Karmele Llano, the Spanish veterinarian who dedicates her life to orangutans, just received an award

His job is to save orangutans from hunting, collect them, care for them and above all protect them from chainsaws that devour their forests to replace them with palm crops that provide palm oil to garnish all industrial food. and cosmetics. Karmele Llano, a Spanish veterinarian born in Bilbao, has worked 11,000 kilometers away in Borneo and Sumatra, Indonesia, for almost twenty years.
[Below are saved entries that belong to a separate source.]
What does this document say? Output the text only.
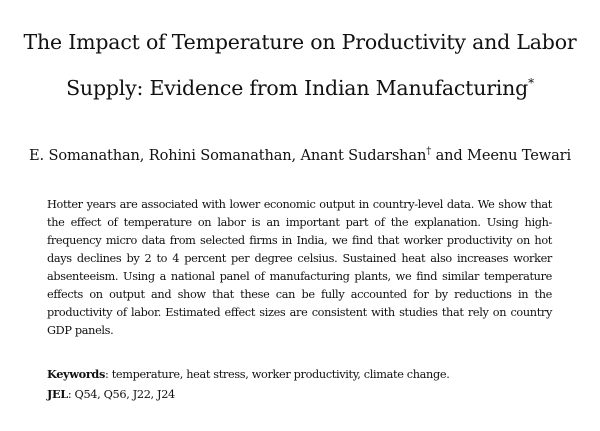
The Impact of Temperature on Productivity and Labor
Supply: Evidence from Indian Manufacturing*
E. Somanathan, Rohini Somanathan, Anant Sudarshan† and Meenu Tewari

Hotter years are associated with lower economic output in country-level data. We show that the effect of temperature on labor is an important part of the explanation. Using high-frequency micro data from selected firms in India, we find that worker productivity on hot days declines by 2 to 4 percent per degree celsius. Sustained heat also increases worker absenteeism. Using a national panel of manufacturing plants, we find similar temperature effects on output and show that these can be fully accounted for by reductions in the productivity of labor. Estimated effect sizes are consistent with studies that rely on country GDP panels.

Keywords: temperature, heat stress, worker productivity, climate change.
JEL: Q54, Q56, J22, J24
In fact, right after I graduated, I had the opportunity to go and volunteer there to care for orangutans. What was only to be a short stay turned my life upside down, so I stayed“, she explains. Since then, she created her own NGO, International Animal Rescue, which received on November 30 the price of the BBVA foundation. This prize rewards the best biodiversity protection projects.

In ten years, Karmele Llano has collected, cared for, saved and reintroduced into nature 260 great apes. It may sound like a lot but the vet says on a daily basis El Pais than “it is a drop of water “. The species is indeed endangered and 100,000 individuals have disappeared in fifteen years, ie half of them. What can we do then? “Reflect on our consumption, our lifestyles, and think more often of other living beings “, she replies to the newspaper. Monkeys, birds, fish, plants … We must consider the impact of our choices on their lives, learn about them and learn. For this, Karmele Lllano has just published a children’s book, which tells about orangutans and recalls that they share more than 98% of their DNA with ours. Ironically, in Malay, orangutan means “forest man“.